La société SFR a sollicité la réformation du jugement rendu en première instance en ce qu'il a notamment retenu sa responsabilité de plein-droit et a prononcé la résiliation du contrat à ses torts exclusifs en faisant valoir les éléments suivants :
- l'application de l'article L33-1 du code des postes et des communications électroniques, qui prévoit un corps commun d'obligations que les opérateurs sont tenus de respecter à savoir : la permanence, la disponibilité et la qualité du réseau et des services avec la mise en 'uvre des équipements et des procédures nécessaires pour remplir les objectifs, et l'application de l'article D98-4 du même code qui définit les règles portant sur les conditions de permanence, de qualité, de disponibilité du réseau et du service
- concernant les conditions de permanence du réseau et des services, le fait que l'opérateur doit prendre les dispositions nécessaires pour assurer de manière permanente et continue l'exploitation du réseau et pour remédier aux défaillances du système dans les délais les plus brefs, ce, aux fins de permettre une qualité et une disponibilité de service satisfaisantes
- concernant la disponibilité et qualité du réseau et des services, l'obligation de mettre en 'uvre les équipements et procédures nécessaires afin que les objectifs de qualité de service demeurent au niveau prévu par les normes en vigueur, concernant les taux de disponibilité et d'erreur de bout en bout, suivant les conditions prévues à l'article L36-6 du code des postes et des communications électroniques et les exigences de l'ARCEP
- le fait que le législateur a prévu la possibilité de panne occasionnelle de réseau et a imposé aux opérateurs non pas une absence de dysfonctionnements mais la mise en 'uvre de moyens propres à assurer leur correction dans des délais raisonnables
- le fait que les sociétés commerciales ne peuvent bénéficier d'une obligation de résultat à la différence des consommateurs.

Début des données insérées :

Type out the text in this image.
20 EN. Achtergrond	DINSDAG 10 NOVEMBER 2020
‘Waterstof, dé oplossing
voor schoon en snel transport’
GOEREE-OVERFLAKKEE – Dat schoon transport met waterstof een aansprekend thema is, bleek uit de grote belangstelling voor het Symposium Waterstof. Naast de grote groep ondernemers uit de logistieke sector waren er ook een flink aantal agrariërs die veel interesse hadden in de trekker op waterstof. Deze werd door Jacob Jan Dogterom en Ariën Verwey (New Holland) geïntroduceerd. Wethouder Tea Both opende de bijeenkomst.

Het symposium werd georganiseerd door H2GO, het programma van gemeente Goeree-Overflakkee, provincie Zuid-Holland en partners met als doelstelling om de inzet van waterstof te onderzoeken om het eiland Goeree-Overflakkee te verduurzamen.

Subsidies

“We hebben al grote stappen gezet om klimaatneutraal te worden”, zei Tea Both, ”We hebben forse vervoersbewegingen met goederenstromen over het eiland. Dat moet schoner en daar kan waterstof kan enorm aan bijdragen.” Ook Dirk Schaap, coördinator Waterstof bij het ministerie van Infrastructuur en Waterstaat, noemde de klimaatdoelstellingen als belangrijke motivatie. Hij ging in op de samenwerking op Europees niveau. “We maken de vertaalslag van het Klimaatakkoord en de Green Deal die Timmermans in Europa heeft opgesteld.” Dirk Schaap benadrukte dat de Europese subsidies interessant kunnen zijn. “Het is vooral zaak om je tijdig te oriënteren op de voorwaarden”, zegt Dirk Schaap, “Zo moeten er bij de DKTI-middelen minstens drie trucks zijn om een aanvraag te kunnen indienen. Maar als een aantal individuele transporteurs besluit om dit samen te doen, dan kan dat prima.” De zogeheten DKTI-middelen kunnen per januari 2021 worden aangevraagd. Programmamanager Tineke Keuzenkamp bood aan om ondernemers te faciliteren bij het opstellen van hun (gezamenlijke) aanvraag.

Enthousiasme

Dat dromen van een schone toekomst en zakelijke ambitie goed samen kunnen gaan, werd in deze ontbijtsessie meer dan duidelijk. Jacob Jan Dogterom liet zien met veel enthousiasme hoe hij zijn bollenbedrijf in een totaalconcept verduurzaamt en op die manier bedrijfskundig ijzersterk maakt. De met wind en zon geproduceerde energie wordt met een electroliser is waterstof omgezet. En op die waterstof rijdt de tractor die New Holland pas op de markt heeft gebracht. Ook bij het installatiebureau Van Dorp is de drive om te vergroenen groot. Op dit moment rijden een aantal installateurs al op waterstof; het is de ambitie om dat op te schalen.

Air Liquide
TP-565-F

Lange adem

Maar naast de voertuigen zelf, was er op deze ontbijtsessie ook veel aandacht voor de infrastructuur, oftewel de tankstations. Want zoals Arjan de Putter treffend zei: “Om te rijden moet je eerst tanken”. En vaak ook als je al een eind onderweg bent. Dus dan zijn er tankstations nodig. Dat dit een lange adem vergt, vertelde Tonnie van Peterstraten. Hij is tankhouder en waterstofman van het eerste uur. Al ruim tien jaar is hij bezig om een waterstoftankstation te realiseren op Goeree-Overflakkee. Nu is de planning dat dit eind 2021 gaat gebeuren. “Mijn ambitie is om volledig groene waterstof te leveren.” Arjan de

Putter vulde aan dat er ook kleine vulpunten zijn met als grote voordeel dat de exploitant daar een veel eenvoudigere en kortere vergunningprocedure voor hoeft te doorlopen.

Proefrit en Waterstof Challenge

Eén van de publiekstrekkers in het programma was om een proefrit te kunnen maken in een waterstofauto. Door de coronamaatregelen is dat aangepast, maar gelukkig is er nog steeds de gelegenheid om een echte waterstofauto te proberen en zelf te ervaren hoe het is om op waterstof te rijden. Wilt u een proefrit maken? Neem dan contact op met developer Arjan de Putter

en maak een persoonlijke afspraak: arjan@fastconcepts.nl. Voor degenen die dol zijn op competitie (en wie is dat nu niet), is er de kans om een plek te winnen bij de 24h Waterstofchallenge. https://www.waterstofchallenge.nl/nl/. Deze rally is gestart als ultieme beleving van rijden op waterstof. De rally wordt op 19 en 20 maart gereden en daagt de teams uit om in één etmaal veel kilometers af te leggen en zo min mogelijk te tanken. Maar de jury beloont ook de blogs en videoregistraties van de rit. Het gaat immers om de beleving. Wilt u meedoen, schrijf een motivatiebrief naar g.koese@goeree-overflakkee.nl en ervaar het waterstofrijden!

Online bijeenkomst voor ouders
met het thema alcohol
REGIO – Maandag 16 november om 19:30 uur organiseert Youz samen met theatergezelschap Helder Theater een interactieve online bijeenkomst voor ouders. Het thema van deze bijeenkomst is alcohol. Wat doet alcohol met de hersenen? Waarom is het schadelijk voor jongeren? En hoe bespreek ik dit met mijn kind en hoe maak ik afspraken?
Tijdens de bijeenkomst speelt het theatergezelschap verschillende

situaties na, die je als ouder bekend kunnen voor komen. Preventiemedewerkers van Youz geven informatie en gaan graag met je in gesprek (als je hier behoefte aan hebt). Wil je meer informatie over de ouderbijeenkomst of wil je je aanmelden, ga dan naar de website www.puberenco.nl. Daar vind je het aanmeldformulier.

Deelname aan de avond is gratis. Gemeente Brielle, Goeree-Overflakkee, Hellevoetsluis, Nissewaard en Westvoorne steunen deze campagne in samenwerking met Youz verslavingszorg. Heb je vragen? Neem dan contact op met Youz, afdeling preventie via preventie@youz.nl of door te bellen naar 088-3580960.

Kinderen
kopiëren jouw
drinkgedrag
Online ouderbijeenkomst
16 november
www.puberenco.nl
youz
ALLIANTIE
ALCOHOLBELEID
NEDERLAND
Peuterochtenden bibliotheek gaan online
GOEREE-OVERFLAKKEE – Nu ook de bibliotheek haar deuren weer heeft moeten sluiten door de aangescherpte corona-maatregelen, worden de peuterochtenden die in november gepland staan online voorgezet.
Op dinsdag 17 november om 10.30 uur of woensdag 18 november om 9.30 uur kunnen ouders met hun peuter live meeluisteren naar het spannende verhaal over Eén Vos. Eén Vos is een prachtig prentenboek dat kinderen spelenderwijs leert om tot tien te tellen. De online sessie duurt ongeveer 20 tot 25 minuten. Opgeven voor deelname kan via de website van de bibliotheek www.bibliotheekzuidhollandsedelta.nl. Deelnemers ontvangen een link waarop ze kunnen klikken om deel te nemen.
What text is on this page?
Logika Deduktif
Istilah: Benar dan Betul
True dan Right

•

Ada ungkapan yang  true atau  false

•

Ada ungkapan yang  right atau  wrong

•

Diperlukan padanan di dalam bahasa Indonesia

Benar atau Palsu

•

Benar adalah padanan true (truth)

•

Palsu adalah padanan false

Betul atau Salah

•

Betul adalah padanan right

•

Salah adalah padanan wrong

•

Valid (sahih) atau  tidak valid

La société SFR a conclu à son absence de responsabilité dans la situation de la société Bipel au regard des éléments suivants :
- l'absence de responsabilité de plein-droit au titre d'une obligation de résultat en la présente espèce, seule une obligation de moyens étant mise à sa charge
- le fait que la jurisprudence issue de l'arrêt de la Première chambre civile de la cour de cassation du 19 novembre 2009 ne lui est pas applicable car portant sur les rapports entre un fournisseur d'accès et un consommateur ou un non-professionnel, ce que n'est pas la société Bipel
- le fait que la société Bipel a contracté pour les besoins de son activité professionnelle, seuls des arrêts d'espèce existant à l'heure actuelle au niveau des cours d'appel sur le sujet
- le fait que le contrat a prévu une obligation de moyens dans l'article 6.1 des conditions générales de vente
- l'impossibilité de mettre en 'uvre une obligation de résultat qui implique une maîtrise absolue des systèmes et des obligations alors que l'opérateur n'a pas la maîtrise sur différents phénomènes à sa voir : les saturations, le brouillage, les obstacles naturels ou construits à la propagation des ondes, les zones blanches, les usages de l'utilisateur et la configuration et les caractéristiques des sites des clients
- le fait que l'appelante ne disposait pas de moyens d'action personnels et directs sur les ressources en matière d'antennes-relais qui sont mutualisées (étant précisé que la société LTI utilisait le réseau SFR)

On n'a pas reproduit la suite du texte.